Meister Eberhard’s Seasonal Diet

Not a recipe as such, but another interesting part of the dietetic section:

<<R95>> Item in dem summer

Item in summer, which is from St. Urbanus’ Day (25 May) to Our Lady’s Day the first (8 September), you shall eat food that does not nourish you too much nor is too filling, such as goat meat, the meat of a young lamb, a suckling calf or a ram less than a year old, and young, small greens such as boiled spinach or lettuce, and perhaps for vespers, if you want, you may eat raw lettuce with vinegar at that time.

<<R96>> Item hastu nit ein zu kaltenn magenn

Item if you do not have too cold a stomach when you go to eat breakfast, you may eat horseradish, tart or sweet cherries, and other food afterwards because these things chill you and make you moist while the season makes you hot and dry, and they cause you to sweat, and the cherries drive out the excess gall. But you shall not eat too much of them so that you do not chill your stomach too much, especially if it is cold and sick at the time.

<<R97>> In dem herbst

In autumn, which is from the Day of Our Lady’s Birth (8 September) to St. Catherine’s Day (25 November), you shall eat a little fruit. The fruit you eat should cause a little moderate heat, like almond and green nuts eaten in measure.

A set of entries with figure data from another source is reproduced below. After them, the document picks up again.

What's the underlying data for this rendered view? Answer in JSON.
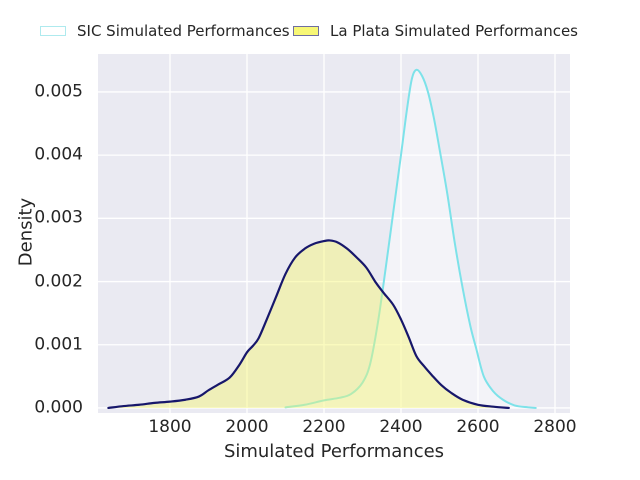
{
  "colors": {
    "page_background": "#ffffff",
    "plot_background": "#eaeaf2",
    "grid": "#ffffff",
    "text": "#262626",
    "sic_line": "#7de2e9",
    "sic_fill": "rgba(255,255,255,0.45)",
    "sic_legend_patch_fill": "#ffffff",
    "sic_legend_patch_border": "#aeeaee",
    "laplata_line": "#17176b",
    "laplata_fill": "rgba(247,247,112,0.45)",
    "laplata_legend_patch_fill": "#f7f776",
    "laplata_legend_patch_border": "#6e6ea0"
  },
  "legend": {
    "items": [
      {
        "label": "SIC Simulated Performances"
      },
      {
        "label": "La Plata Simulated Performances"
      }
    ]
  },
  "chart_data": {
    "type": "area",
    "subtype": "kde-density",
    "title": "",
    "xlabel": "Simulated Performances",
    "ylabel": "Density",
    "xlim": [
      1613,
      2839
    ],
    "ylim": [
      -8e-05,
      0.0056
    ],
    "x_ticks": [
      1800,
      2000,
      2200,
      2400,
      2600,
      2800
    ],
    "x_tick_labels": [
      "1800",
      "2000",
      "2200",
      "2400",
      "2600",
      "2800"
    ],
    "y_ticks": [
      0.0,
      0.001,
      0.002,
      0.003,
      0.004,
      0.005
    ],
    "y_tick_labels": [
      "0.000",
      "0.001",
      "0.002",
      "0.003",
      "0.004",
      "0.005"
    ],
    "grid": true,
    "legend_position": "top",
    "series": [
      {
        "name": "SIC Simulated Performances",
        "peak": {
          "x": 2440,
          "density": 0.00535
        },
        "points": [
          [
            2100,
            1e-05
          ],
          [
            2150,
            5e-05
          ],
          [
            2200,
            0.00012
          ],
          [
            2240,
            0.00016
          ],
          [
            2270,
            0.00022
          ],
          [
            2300,
            0.0004
          ],
          [
            2320,
            0.0007
          ],
          [
            2340,
            0.00135
          ],
          [
            2360,
            0.0022
          ],
          [
            2380,
            0.0031
          ],
          [
            2400,
            0.004
          ],
          [
            2415,
            0.0047
          ],
          [
            2428,
            0.0052
          ],
          [
            2440,
            0.00535
          ],
          [
            2455,
            0.00525
          ],
          [
            2470,
            0.005
          ],
          [
            2485,
            0.0046
          ],
          [
            2500,
            0.0041
          ],
          [
            2520,
            0.0034
          ],
          [
            2540,
            0.0026
          ],
          [
            2560,
            0.0019
          ],
          [
            2580,
            0.0013
          ],
          [
            2595,
            0.00095
          ],
          [
            2615,
            0.0005
          ],
          [
            2640,
            0.00026
          ],
          [
            2665,
            0.00013
          ],
          [
            2695,
            4e-05
          ],
          [
            2730,
            1e-05
          ],
          [
            2750,
            0
          ]
        ]
      },
      {
        "name": "La Plata Simulated Performances",
        "peak": {
          "x": 2215,
          "density": 0.00265
        },
        "points": [
          [
            1640,
            0
          ],
          [
            1680,
            3e-05
          ],
          [
            1720,
            5e-05
          ],
          [
            1760,
            8e-05
          ],
          [
            1800,
            0.0001
          ],
          [
            1840,
            0.00013
          ],
          [
            1875,
            0.00018
          ],
          [
            1900,
            0.00028
          ],
          [
            1925,
            0.00037
          ],
          [
            1955,
            0.00048
          ],
          [
            1980,
            0.00068
          ],
          [
            2000,
            0.00088
          ],
          [
            2015,
            0.00098
          ],
          [
            2030,
            0.0011
          ],
          [
            2050,
            0.00138
          ],
          [
            2075,
            0.00175
          ],
          [
            2100,
            0.00212
          ],
          [
            2125,
            0.00238
          ],
          [
            2150,
            0.00252
          ],
          [
            2175,
            0.0026
          ],
          [
            2200,
            0.00264
          ],
          [
            2215,
            0.00265
          ],
          [
            2235,
            0.00262
          ],
          [
            2260,
            0.00252
          ],
          [
            2285,
            0.00238
          ],
          [
            2310,
            0.00222
          ],
          [
            2335,
            0.00198
          ],
          [
            2355,
            0.00182
          ],
          [
            2380,
            0.00163
          ],
          [
            2400,
            0.0014
          ],
          [
            2420,
            0.00112
          ],
          [
            2440,
            0.00082
          ],
          [
            2460,
            0.00066
          ],
          [
            2480,
            0.00052
          ],
          [
            2505,
            0.00036
          ],
          [
            2530,
            0.00024
          ],
          [
            2560,
            0.00013
          ],
          [
            2600,
            5e-05
          ],
          [
            2640,
            2e-05
          ],
          [
            2680,
            0
          ]
        ]
      }
    ]
  }
}
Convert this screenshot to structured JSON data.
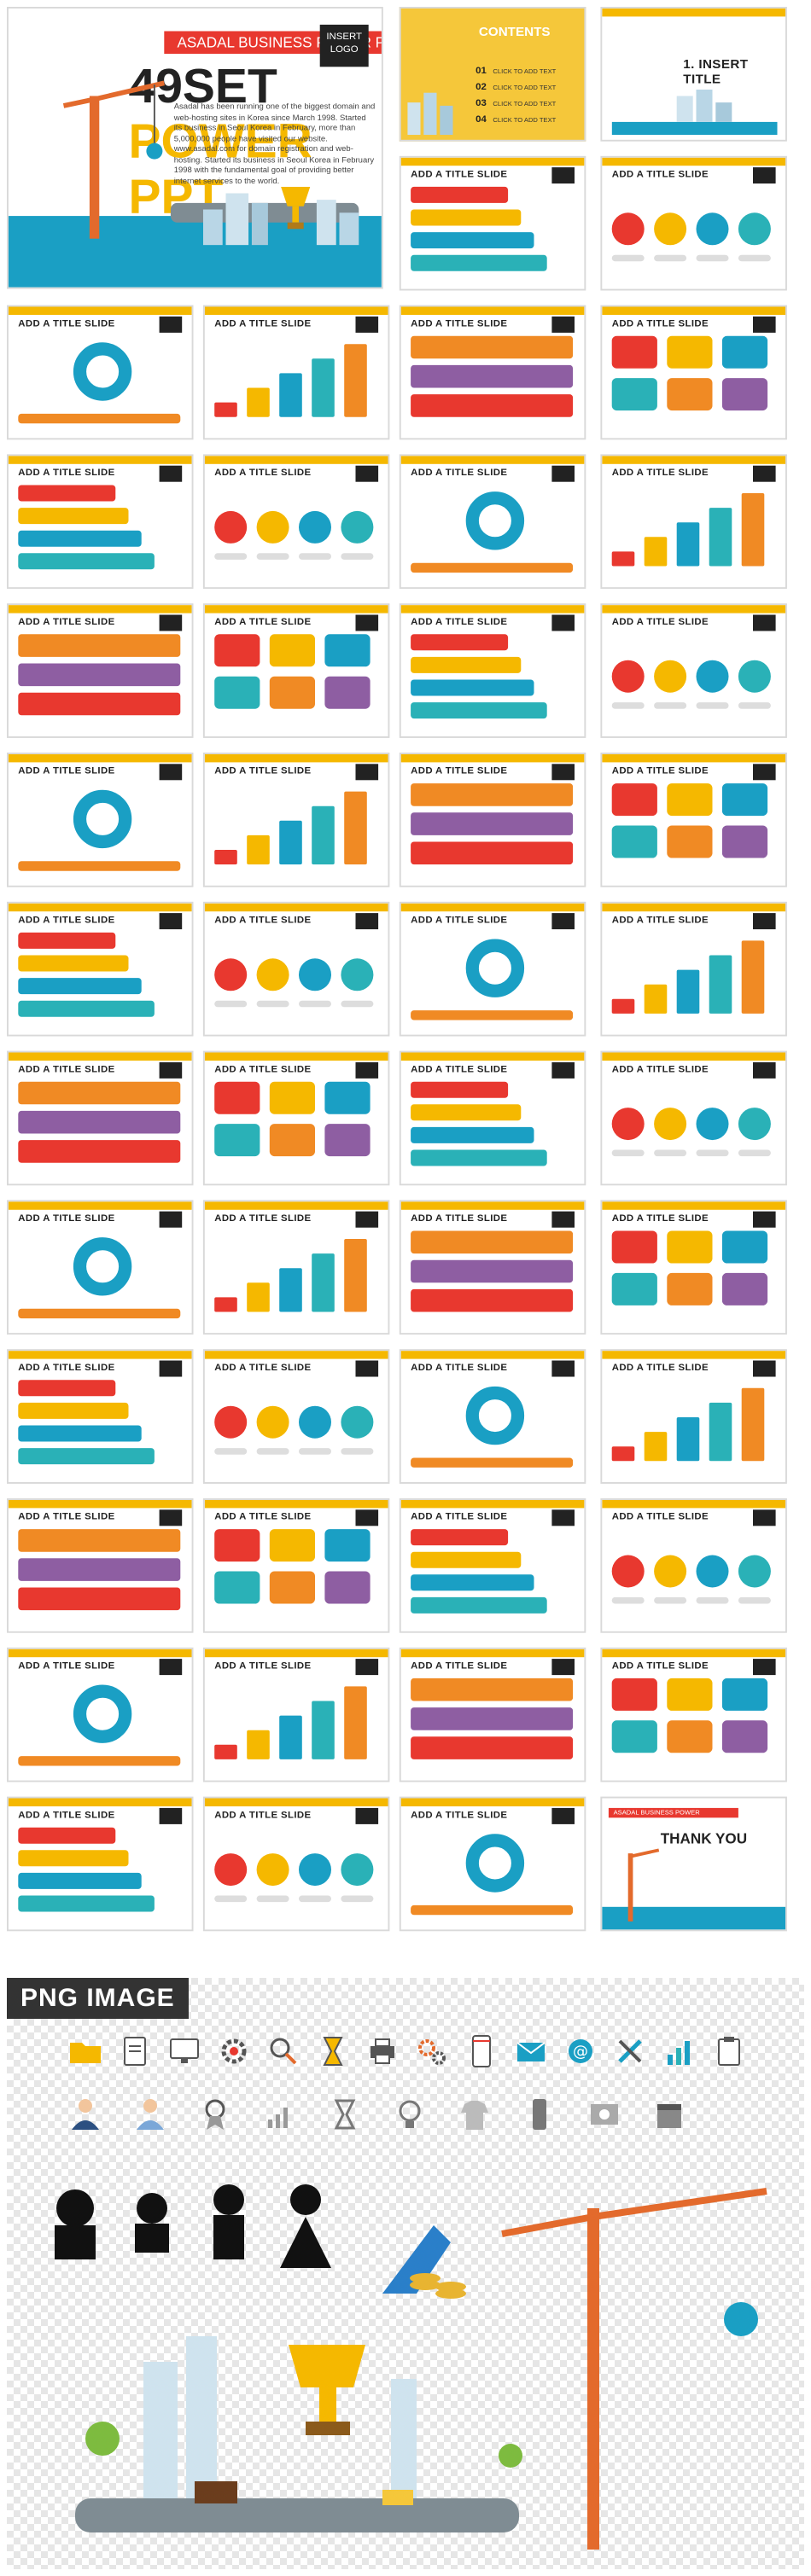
{
  "cover": {
    "ribbon": "ASADAL BUSINESS POWER PRESENTATION",
    "title_a": "49SET",
    "title_b": "POWER PPT",
    "insert_logo": "INSERT LOGO",
    "description": "Asadal has been running one of the biggest domain and web-hosting sites in Korea since March 1998. Started its business in Seoul Korea in February, more than 5,000,000 people have visited our website. www.asadal.com for domain registration and web-hosting. Started its business in Seoul Korea in February 1998 with the fundamental goal of providing better internet services to the world."
  },
  "contents": {
    "title": "CONTENTS",
    "items": [
      {
        "num": "01",
        "text": "CLICK TO ADD TEXT"
      },
      {
        "num": "02",
        "text": "CLICK TO ADD TEXT"
      },
      {
        "num": "03",
        "text": "CLICK TO ADD TEXT"
      },
      {
        "num": "04",
        "text": "CLICK TO ADD TEXT"
      }
    ]
  },
  "section_slide": {
    "title": "1. INSERT TITLE"
  },
  "slide_title": "ADD A TITLE SLIDE",
  "thanks": {
    "ribbon": "ASADAL BUSINESS POWER PRESENTATION",
    "title": "THANK YOU"
  },
  "png_heading": "PNG IMAGE",
  "colors": {
    "accent": "#f5b800",
    "red": "#e8382f",
    "blue": "#1a9fc4",
    "teal": "#2ab1b7",
    "dark": "#333333"
  },
  "icons": [
    "folder-icon",
    "document-icon",
    "monitor-icon",
    "gear-icon",
    "magnifier-icon",
    "hourglass-icon",
    "printer-icon",
    "cogs-icon",
    "tablet-icon",
    "mail-icon",
    "at-sign-icon",
    "tools-icon",
    "bar-chart-icon",
    "clipboard-icon"
  ]
}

Spring – image courtesy of wikimedia commons

<<R98>> In dem lenczenn

In spring, which is from St. Peter’s Day, when the storks return (21 February?) to St. Urbanus’ Day (25 May), you shall eat in measure and eat fine foods, because you have overeaten in winter. And you should know at that time of the year it is harmful to you to get fat meat or fish into your stomach. You should eat pears or cheese afterwards, after fish nuts or pears, after meat cheese or pears. But you shall never eat green fruit, except on a day when you have walked much, and when you feel great heat in your stomach. In summer, you should eat little of it, or eat nothing else for a good while afterwards. Avicenna says that though green fruit such as plums, sloes and tart and sweet cherries are good for people who work hard and have much gall that heats the stomach, they make people’s blood watery and rotten. Therefore he writes that people who eat much and diverse fruit get bad fevers. No fruit does this more than the green fruit I have listed here, and it is healthy to no one, as the same authority says, as it always causes people’s blood to rot etc.

This is standard fare for medieval culinary literature. Readers are advised to vary their food and drink in accordance with their constitution, the environment, weather, and other circumstances. This was the art of the ‘non-natural things’, all factors affecting a person’s humoral balance not inherent in their nature. Cooks, responsible for food and drink, played an important role in this and were expected to have an understanding of dietetics.

Meister Eberhard is a recipe collection that belongs into a south German context, most likely associated with the court of Bayern-Landshut during its ascendancy in the first half of the 15th century. We know nothing about the putative author other than that he claims he was part of the kitchen staff there. The text contains an eclectic mix of recipes and dietetic advice heavily cribbed from a variety of sources, including the (unattributed) writings of St Hildegardis Bingensis. The text is published in A. Feyl: Das Kochbuch Meister Eberhards. Diss. Freiburg i.B. 1963 and online on the website of Thomas Gloning.